- Film poster
- Directed by: Sree Harsha Konuganti
- Written by: Sree Harsha Konuganti
- Produced by: Bekkem Venugopal Riaz A.
- Starring: Tejus Kancherla; Tej Kurapati; Dinesh Tej; Abhinav Medishetti; Rahul Ramakrishna; Daksha Nagarkar; Priya Vadlamani; Hemal Ingle; Ramya Pasupuleti;
- Cinematography: Raj Thota
- Edited by: Vijay Vardhan Kavuri
- Music by: Radhan; Sunny M.R.; Varikuppala Yadagiri;
- Production companies: Lucky Media Asin Movie Creations
- Release date: 14 December 2018;
- Running time: 147 minutes
- Country: India
- Language: Telugu
- Box office: ₹13 crore

= Husharu =

2018 Indian comedy film directed by Sree Harsha

Hushaaru is a 2018 Indian Telugu-language coming of age buddy comedy film written and directed by Sree Harsha Konuganti. It stars Tejus Kancherla, Tej Kurapati, Dinesh Tej, Abhinav Medishetti, Rahul Ramakrishna, Daksha Nagarkar, Priya Vadlamani, Hemal Ingle and Ramya Pasupuleti.

== Plot ==
Four engineering graduates from middle-class families Arya, Chay, Dhruv and Bunty are clueless about their lives but enjoy being in each other's company, making the most of their energy. Just when things are going smooth, a personal setback hits them hard. How they rise above it and help their friendship stand the test of character and time is the story of Husharu.

== Soundtrack ==
The songs were composed by Radhan, Sunny M.R., and Varikuppala Yadagiri.

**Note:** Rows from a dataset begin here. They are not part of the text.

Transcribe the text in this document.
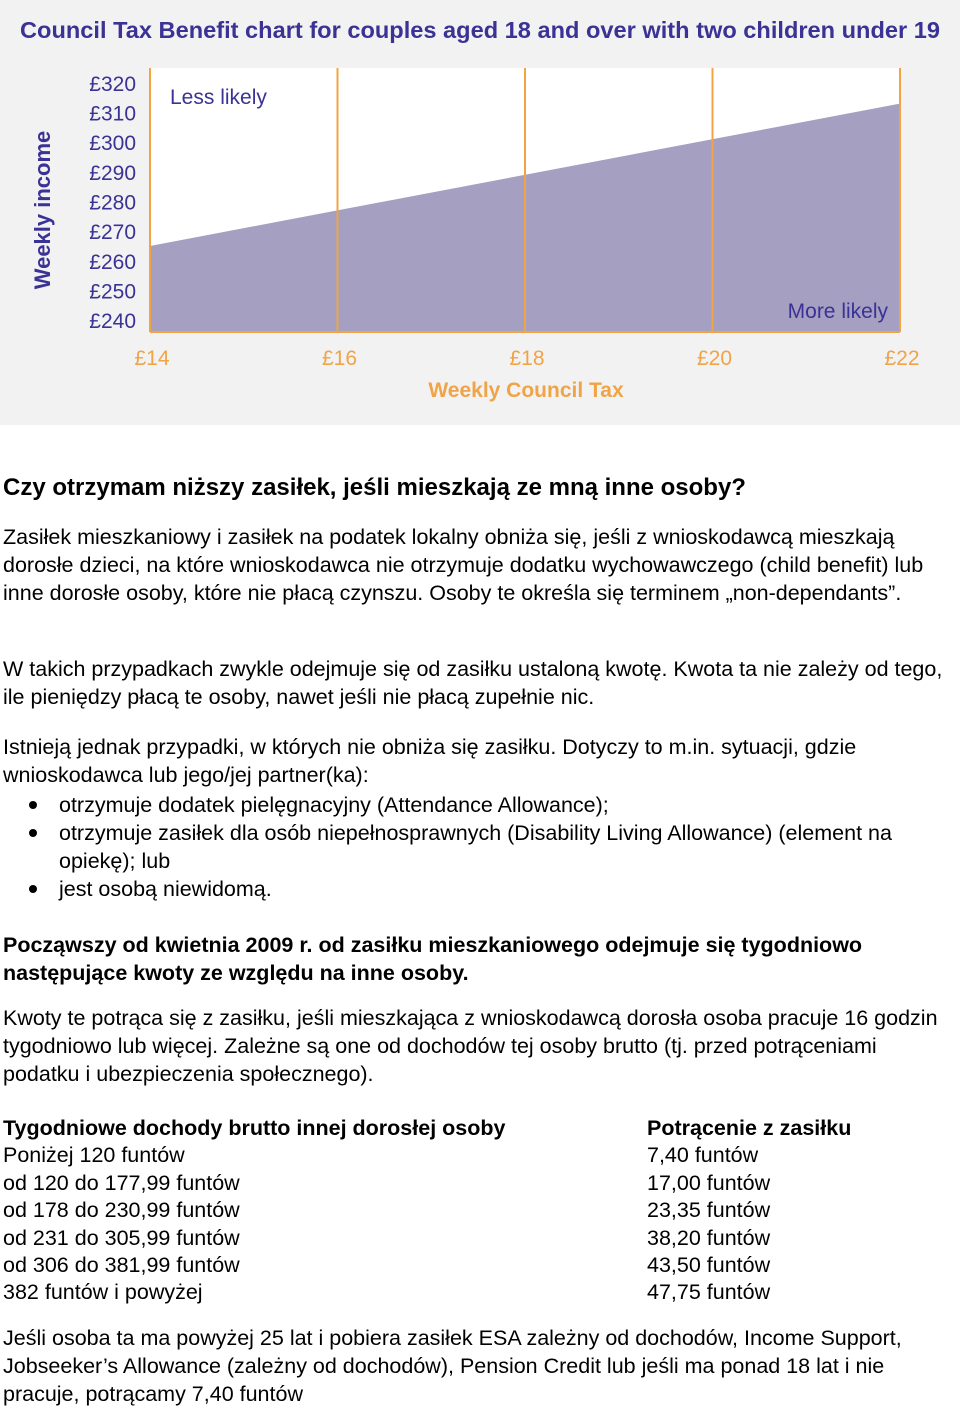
Council Tax Benefit chart for couples aged 18 and over with two children under 19
£320
£310
£300
£290
£280
£270
£260
£250
£240
£14	£16	£18	£20	£22
Weekly income
Weekly Council Tax
Less likely
More likely
Czy otrzymam niższy zasiłek, jeśli mieszkają ze mną inne osoby?

Zasiłek mieszkaniowy i zasiłek na podatek lokalny obniża się, jeśli z wnioskodawcą mieszkają dorosłe dzieci, na które wnioskodawca nie otrzymuje dodatku wychowawczego (child benefit) lub inne dorosłe osoby, które nie płacą czynszu. Osoby te określa się terminem „non-dependants”.

W takich przypadkach zwykle odejmuje się od zasiłku ustaloną kwotę. Kwota ta nie zależy od tego, ile pieniędzy płacą te osoby, nawet jeśli nie płacą zupełnie nic.

Istnieją jednak przypadki, w których nie obniża się zasiłku. Dotyczy to m.in. sytuacji, gdzie wnioskodawca lub jego/jej partner(ka):

otrzymuje dodatek pielęgnacyjny (Attendance Allowance);
otrzymuje zasiłek dla osób niepełnosprawnych (Disability Living Allowance) (element na opiekę); lub
jest osobą niewidomą.

Począwszy od kwietnia 2009 r. od zasiłku mieszkaniowego odejmuje się tygodniowo następujące kwoty ze względu na inne osoby.

Kwoty te potrąca się z zasiłku, jeśli mieszkająca z wnioskodawcą dorosła osoba pracuje 16 godzin tygodniowo lub więcej. Zależne są one od dochodów tej osoby brutto (tj. przed potrąceniami podatku i ubezpieczenia społecznego).

Tygodniowe dochody brutto innej dorosłej osoby	Potrącenie z zasiłku
Poniżej 120 funtów	7,40 funtów
od 120 do 177,99 funtów	17,00 funtów
od 178 do 230,99 funtów	23,35 funtów
od 231 do 305,99 funtów	38,20 funtów
od 306 do 381,99 funtów	43,50 funtów
382 funtów i powyżej	47,75 funtów

Jeśli osoba ta ma powyżej 25 lat i pobiera zasiłek ESA zależny od dochodów, Income Support, Jobseeker’s Allowance (zależny od dochodów), Pension Credit lub jeśli ma ponad 18 lat i nie pracuje, potrącamy 7,40 funtów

| No. | Title | Lyrics | Music | Singer(s) | Length |
|---|---|---|---|---|---|
| 1. | "Na Na Na" | Bhaskarabhatla | Radhan | Bobo Shashi | 3:53 |
| 2. | "Undiporaadhey – Male Version" | Kittu Vissapragada | Radhan | Sid Sriram | 2:53 |
| 3. | "Friendship" | Krishna Kanth | Sunny M. R. | Tushar Joshi | 3:30 |
| 4. | "Pichaak" | Varikuppala Yadagiri | Varikuppala Yadagiri | Varikuppala Yaadagiri | 4:08 |
| 5. | "Naatu Naatu" | Krishna Kanth | Radhan | Rahul Sipligunj, Priya Himesh | 1:43 |
| 6. | "Nuvve Nuvve" | Krishna Kanth | Sunny M. R. | Arjit Singh | 3:10 |
| 7. | "O Pilla Kabooma" | Kalanidhi Masterji | Varikuppala Yadagiri | Rahul Ramakrishna | 1:28 |
| 8. | "Undiporaadhey – Sad Version" | Kittu Vissapragada | Radhan | Sid Sriram | 2:33 |
| 9. | "Kaboom" | Roll Rida | Sunny M. R. | Roll Rida | 1:30 |
| 10. | "Undiporaadhey – Female Version" | Spoorthi Yadagiri | Radhan | Spoorthi Yadagiri | 2:25 |
| 11. | "Bad Boys" | Krishna Kanth | Sunny M. R. | Roll Rida (rap portions), Sunny M.R. | 3:00 |
| Total length: |  |  |  |  | 30:13 |

== Release ==
The film was scheduled to release in August 2018 before being postponed to December of that same year. Raj Surya is directing the Kannada remake of the film starring Chandan Achar, Anup Revanna and Shrimahadev.

== Reception ==

=== Critical reception ===
The Times of India gave the film a rating of three out of five stars and wrote that "Hushaaru is mostly refreshing, captures the humorous side to friendships with zest". Asianet News Telugu gave the film 2.5 of 5 and appreciated the film's screenplay.

=== Box office ===
The film grossed ₹5 crore in five days, and ran for 50 days in theatres.